Le 2016-07-24 17:14, Eric Velten de Melo a écrit :

> Actually I wanted to have many different object instances with different 
> behaviours picked at random from a list of available behaviours, but didn't 
> find practical to create a class for each different method implementation and 
> delegating to it, since there are many, possibly unlimited valid behaviours. 
> 
> So maybe changing method implementation at runtime is not what I want because 
> the method implementation will be shared among all instances. What I had in 
> mind was a functionality similar to prototyped languages like Self and 
> Javascript in which you could change the behaviour inside the object and not 
> the class/prototype. 
> 
> 2016-07-23 7:35 GMT-03:00 Norbert Hartl <norb...@hartl.name>:
> 
>> Can you elaborate on the reason why want to modify behaviour?
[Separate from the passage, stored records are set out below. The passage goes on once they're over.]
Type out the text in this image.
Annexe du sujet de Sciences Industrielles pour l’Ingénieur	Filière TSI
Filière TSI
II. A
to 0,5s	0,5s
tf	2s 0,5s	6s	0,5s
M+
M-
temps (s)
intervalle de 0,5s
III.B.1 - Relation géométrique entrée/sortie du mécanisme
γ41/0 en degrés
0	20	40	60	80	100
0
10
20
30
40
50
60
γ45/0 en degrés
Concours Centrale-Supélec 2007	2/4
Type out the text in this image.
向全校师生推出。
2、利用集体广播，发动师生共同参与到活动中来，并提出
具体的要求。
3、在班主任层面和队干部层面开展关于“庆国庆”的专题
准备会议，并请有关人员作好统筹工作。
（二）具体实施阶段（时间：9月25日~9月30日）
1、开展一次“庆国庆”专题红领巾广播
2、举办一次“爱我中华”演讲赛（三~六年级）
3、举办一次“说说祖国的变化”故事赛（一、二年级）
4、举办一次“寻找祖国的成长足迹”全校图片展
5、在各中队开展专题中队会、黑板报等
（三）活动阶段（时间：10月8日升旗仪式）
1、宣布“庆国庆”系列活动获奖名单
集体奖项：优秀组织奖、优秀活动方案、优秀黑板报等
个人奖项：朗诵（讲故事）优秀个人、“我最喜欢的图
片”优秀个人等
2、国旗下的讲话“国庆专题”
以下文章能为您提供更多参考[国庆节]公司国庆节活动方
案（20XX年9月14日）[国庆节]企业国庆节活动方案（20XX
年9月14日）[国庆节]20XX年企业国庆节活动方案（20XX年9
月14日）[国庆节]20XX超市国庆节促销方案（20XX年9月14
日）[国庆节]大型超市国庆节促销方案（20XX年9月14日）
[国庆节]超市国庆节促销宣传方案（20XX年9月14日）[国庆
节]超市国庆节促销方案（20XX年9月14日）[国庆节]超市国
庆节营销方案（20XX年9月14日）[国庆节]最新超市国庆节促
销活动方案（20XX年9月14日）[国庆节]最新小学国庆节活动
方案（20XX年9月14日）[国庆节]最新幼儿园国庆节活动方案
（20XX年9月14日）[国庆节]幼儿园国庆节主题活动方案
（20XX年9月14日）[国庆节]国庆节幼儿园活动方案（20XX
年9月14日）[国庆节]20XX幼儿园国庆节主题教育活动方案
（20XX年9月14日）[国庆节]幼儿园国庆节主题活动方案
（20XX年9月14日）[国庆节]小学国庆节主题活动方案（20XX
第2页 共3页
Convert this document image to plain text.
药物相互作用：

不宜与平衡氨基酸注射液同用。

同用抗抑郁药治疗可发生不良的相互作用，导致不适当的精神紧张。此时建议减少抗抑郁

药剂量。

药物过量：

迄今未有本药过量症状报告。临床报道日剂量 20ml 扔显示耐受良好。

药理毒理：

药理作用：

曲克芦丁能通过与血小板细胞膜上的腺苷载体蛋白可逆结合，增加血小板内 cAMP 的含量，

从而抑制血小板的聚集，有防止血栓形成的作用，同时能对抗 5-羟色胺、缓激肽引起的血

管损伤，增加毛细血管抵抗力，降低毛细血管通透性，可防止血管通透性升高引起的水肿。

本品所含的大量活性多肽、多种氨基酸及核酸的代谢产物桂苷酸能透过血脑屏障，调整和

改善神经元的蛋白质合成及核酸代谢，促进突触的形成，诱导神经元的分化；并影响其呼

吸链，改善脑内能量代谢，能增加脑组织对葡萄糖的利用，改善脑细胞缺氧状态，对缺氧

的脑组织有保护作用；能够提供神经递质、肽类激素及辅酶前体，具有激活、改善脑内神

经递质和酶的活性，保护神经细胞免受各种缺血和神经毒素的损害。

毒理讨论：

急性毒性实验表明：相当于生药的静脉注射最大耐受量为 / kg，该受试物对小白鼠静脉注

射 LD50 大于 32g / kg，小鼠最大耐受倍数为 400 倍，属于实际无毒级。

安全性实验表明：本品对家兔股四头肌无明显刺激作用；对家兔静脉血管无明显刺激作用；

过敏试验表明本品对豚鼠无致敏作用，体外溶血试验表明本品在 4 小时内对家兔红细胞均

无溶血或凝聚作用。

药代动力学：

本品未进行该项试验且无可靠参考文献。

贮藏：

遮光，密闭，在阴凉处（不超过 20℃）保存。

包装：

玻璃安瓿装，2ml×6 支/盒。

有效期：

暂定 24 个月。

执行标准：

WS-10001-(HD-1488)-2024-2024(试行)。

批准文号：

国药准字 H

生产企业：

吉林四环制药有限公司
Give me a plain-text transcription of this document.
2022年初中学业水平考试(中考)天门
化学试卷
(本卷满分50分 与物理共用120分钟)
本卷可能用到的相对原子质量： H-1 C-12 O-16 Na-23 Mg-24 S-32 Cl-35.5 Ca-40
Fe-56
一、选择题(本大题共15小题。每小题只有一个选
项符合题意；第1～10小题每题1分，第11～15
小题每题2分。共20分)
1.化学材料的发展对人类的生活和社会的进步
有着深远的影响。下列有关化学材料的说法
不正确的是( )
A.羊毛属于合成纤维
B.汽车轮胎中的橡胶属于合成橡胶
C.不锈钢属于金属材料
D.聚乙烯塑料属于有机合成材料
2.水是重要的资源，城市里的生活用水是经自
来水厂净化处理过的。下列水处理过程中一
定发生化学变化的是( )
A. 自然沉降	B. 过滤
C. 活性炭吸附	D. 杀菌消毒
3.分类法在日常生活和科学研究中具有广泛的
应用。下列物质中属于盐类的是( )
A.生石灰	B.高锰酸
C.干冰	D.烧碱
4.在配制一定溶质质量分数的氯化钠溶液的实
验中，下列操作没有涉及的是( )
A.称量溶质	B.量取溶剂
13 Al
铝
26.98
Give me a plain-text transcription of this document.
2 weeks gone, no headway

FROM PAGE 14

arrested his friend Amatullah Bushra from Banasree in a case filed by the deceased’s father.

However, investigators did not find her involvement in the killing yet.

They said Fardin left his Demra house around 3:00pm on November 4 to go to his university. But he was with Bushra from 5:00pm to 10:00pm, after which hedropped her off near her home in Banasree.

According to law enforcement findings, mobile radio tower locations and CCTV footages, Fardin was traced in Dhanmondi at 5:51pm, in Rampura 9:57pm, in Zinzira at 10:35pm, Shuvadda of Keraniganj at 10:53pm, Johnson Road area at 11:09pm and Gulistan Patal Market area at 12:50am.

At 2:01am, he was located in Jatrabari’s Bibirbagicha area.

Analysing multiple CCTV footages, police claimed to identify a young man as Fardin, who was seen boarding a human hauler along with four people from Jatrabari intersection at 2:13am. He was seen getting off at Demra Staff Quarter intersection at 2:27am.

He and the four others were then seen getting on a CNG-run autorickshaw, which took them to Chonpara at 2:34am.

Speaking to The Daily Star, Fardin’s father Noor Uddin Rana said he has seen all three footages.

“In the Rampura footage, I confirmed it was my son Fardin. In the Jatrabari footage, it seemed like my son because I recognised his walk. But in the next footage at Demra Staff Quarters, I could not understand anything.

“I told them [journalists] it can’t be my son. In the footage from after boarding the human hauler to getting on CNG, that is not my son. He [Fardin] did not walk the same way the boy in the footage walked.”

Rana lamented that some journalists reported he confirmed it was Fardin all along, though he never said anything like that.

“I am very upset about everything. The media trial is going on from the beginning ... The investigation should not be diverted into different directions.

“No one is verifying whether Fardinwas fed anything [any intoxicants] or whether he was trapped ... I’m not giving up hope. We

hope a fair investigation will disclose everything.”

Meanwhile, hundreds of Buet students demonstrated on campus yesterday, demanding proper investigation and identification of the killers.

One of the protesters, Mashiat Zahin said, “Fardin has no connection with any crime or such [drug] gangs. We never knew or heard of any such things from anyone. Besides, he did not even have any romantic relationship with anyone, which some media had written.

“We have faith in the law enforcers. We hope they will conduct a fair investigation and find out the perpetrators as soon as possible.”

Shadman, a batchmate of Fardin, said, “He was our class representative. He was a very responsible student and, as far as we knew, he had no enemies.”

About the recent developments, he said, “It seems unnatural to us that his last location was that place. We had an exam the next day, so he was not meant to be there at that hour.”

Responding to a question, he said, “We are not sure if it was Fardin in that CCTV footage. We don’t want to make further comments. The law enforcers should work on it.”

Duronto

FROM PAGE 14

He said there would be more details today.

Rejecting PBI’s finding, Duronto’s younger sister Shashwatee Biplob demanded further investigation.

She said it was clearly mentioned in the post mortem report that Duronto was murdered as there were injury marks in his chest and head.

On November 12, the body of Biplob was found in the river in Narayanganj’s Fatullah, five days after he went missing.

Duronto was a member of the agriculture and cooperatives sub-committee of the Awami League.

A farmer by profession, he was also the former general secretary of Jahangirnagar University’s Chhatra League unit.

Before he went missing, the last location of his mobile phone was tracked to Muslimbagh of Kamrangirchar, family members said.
And how you 
>> would like it to happen?
>> If the code you want to modify is your own code than you can solve that most 
>> of time with the things you already have. Your example using a block might 
>> be altered to be a strategy pattern. That means you keep one ore more 
>> instance variables for strategy objects. Then you delegate parts of your 
>> behaviour to those objects. You can based on context exchange those objects 
>> to adjust behaviour.
>> If it is not feasible to change the internal state of an object but you know 
>> all possible variants you can implement all variations as methods in the 
>> object. The right method can be invoked by doing a double dispatch with 
>> another object providing contextual information.
>> There are plenty of possibilities so you need to know what is the context 
>> that is responsible for switching behaviour and the requirements of the 
>> behaviour modifications. Can you alter the object? Is the number of 
>> modifications a fixed number? Does the modification need to be thread safe?
>> 
>> Norbert
>> 
>>> Am 23.07.2016 um 00:41 schrieb Eric Velten de Melo <ericvm...@gmail.com>:
>>> 
>>> Hello,
>>> 
>>> One thing I try to do often is changing the behaviour of a method 
>>> dynamically at runtime. The current way I do this is by having a block as 
>>> an instance variable and having the method call this block, but I find this 
>>> approach a bit cumbersome. Is there some other way or is this the 
>>> recommended approach?
>>> 
>>> I mean, I suppose methods could be changed dynamically by means of 
>>> reflection somehow, but is this an easy or recommended way of programming 
>>> in Smalltalk? Should slots make things easier?